Last nit I was searching for free ebooks to download to my iPod when it ever arrives and ran across Project Gutenburg

I was amazed at what is available for FREE
FREE is Good

The book on Wood Turning is a old addition but still the information looks good if you have never read anything modern on Wood Turning
I would say the book was written when gas was 9 cents per gallon

A Course In Wood Turning
http://www.gutenberg.org/etext/15460

Gordon


----------



## ldimick (Jan 6, 2006)

Gordon,

Do you really read books on your Ipod? I tried but the screen was just too small. I read a lot of ebooks but I use my Pocket PC for that.
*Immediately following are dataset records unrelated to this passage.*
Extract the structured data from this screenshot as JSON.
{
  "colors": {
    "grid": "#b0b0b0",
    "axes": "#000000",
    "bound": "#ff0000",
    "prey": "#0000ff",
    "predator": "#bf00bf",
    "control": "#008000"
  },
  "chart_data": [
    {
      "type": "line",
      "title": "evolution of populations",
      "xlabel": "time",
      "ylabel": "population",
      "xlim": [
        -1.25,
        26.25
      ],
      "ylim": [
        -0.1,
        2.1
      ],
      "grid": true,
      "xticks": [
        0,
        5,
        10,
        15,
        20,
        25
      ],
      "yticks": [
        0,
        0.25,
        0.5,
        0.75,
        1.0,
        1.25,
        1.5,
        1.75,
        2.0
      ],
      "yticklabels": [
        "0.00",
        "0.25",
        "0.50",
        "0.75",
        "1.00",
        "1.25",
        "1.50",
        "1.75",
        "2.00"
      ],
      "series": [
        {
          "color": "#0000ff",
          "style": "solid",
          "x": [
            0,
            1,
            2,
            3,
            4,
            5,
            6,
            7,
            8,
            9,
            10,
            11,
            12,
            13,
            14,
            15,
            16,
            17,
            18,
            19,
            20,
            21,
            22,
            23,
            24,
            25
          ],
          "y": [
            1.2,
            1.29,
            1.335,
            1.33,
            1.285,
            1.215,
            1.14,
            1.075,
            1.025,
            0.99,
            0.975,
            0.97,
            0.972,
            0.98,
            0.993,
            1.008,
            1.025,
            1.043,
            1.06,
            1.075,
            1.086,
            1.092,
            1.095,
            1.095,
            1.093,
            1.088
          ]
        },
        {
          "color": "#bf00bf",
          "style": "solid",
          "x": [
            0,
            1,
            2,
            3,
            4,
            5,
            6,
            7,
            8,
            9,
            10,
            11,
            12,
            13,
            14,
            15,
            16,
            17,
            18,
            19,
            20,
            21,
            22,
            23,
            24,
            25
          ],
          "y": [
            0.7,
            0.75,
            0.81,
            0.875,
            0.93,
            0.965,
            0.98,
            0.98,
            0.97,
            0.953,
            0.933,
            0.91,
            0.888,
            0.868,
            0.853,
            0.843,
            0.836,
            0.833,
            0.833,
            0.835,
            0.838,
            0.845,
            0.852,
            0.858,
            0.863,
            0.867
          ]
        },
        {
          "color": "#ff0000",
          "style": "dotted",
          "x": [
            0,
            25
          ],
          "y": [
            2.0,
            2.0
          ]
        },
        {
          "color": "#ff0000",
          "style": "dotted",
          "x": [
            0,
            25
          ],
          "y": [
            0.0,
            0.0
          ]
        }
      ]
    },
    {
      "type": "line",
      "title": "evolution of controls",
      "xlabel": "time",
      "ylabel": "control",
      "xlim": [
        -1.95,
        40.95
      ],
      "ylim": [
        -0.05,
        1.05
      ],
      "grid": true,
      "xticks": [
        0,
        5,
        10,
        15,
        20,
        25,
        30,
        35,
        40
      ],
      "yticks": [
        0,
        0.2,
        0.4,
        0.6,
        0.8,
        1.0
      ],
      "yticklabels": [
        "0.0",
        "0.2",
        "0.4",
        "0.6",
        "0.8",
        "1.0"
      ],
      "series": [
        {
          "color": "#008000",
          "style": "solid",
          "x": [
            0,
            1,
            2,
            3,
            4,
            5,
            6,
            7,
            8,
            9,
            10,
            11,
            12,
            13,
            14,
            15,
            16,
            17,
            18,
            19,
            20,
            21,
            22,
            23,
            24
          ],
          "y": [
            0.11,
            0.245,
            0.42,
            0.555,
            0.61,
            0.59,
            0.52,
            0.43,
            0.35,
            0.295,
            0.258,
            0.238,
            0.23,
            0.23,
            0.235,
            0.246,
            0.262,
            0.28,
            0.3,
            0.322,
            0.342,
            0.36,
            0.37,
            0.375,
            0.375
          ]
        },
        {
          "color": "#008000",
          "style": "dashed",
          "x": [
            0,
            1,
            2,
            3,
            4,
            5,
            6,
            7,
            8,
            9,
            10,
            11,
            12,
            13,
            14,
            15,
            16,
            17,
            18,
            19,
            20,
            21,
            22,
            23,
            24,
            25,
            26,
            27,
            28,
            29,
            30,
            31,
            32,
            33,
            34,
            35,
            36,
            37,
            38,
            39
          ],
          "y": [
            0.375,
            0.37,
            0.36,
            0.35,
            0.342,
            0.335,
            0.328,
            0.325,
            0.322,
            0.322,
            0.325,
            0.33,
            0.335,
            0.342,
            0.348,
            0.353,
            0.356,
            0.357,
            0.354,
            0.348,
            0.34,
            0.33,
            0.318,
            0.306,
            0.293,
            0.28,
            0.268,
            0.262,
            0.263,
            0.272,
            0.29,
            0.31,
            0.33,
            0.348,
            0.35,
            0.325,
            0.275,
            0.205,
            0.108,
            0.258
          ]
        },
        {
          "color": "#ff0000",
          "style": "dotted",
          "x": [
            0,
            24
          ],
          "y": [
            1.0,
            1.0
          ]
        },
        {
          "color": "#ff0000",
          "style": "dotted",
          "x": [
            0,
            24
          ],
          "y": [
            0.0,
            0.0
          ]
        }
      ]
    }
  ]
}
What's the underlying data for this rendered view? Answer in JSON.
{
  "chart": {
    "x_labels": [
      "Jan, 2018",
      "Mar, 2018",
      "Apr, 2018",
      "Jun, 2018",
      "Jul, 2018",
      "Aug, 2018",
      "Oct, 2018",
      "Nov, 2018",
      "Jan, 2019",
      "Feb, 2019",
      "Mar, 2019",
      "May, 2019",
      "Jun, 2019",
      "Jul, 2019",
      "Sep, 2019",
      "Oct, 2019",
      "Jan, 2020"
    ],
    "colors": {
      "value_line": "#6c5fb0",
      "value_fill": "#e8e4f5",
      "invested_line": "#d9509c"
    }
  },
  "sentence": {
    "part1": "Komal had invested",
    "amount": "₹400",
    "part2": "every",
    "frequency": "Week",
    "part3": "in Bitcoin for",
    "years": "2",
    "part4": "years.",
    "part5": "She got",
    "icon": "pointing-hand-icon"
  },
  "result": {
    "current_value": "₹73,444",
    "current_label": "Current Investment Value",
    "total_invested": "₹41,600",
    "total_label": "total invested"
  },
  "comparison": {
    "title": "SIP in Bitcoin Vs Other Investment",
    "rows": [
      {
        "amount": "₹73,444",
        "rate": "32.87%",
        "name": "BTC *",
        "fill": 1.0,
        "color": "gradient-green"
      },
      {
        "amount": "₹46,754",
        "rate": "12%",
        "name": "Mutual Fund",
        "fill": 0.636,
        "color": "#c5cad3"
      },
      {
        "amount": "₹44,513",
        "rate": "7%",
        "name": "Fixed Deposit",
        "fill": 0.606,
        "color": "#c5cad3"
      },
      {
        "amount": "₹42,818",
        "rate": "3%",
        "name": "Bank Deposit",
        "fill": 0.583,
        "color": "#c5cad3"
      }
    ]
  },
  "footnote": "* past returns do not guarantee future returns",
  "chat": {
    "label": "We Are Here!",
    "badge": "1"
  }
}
Gutenburg is the most extensive site of free ebooks by far. Good find.


----------



## oldpen73man (Jan 6, 2006)

I have not rec my iPod yet but was playing with the one my Grandson got for christmas

You may be right.

Don't know. In here I have a 15 inch screen and the computer in the outside Hold of my motorhome which is on my eithernet lan has a 19 inch screen which I use mostly as my music/movie system 

Maybe I need to download the talking eBooks

Gordon



> _Originally posted by ldimick_
> <br />Gordon,
> 
> Do you really read books on your Ipod? I tried but the screen was just too small. I read a lot of ebooks but I use my Pocket PC for that.
> ...


----------



## Skye (Jan 6, 2006)

I've got an Ipaq that has a screen probably double that of an Ipod and it's still small. Large enough to read, but not the best format.


----------



## ldimick (Jan 6, 2006)

Skye, which model? I have the 4705 and love it. Great for flying as I can rip a movie a watch it in landscape mode with VGA resolution.

OPM, I also shop at Audible.com and buy audio books. Those can be loaded directly on to your Ipod, Ipaq, PC, or even burned to a CD. Seems to make the commute a little less miserable.


----------



## its_virgil (Jan 6, 2006)

I found that site and that some e-book the other nite looking for something else....I enjoyed reading parts of it.   Someone asked about spiraling awhile back and this e-book has a chapter on spiral turning and I found it quite intersesting.
Do a good turn daily!
Don


> _Originally posted by oldpen73man_
> <br />Last nit I was searching for free ebooks to download to my iPod when it ever arrives and ran across Project Gutenburg
> 
> I was amazed at what is available for FREE
> ...


----------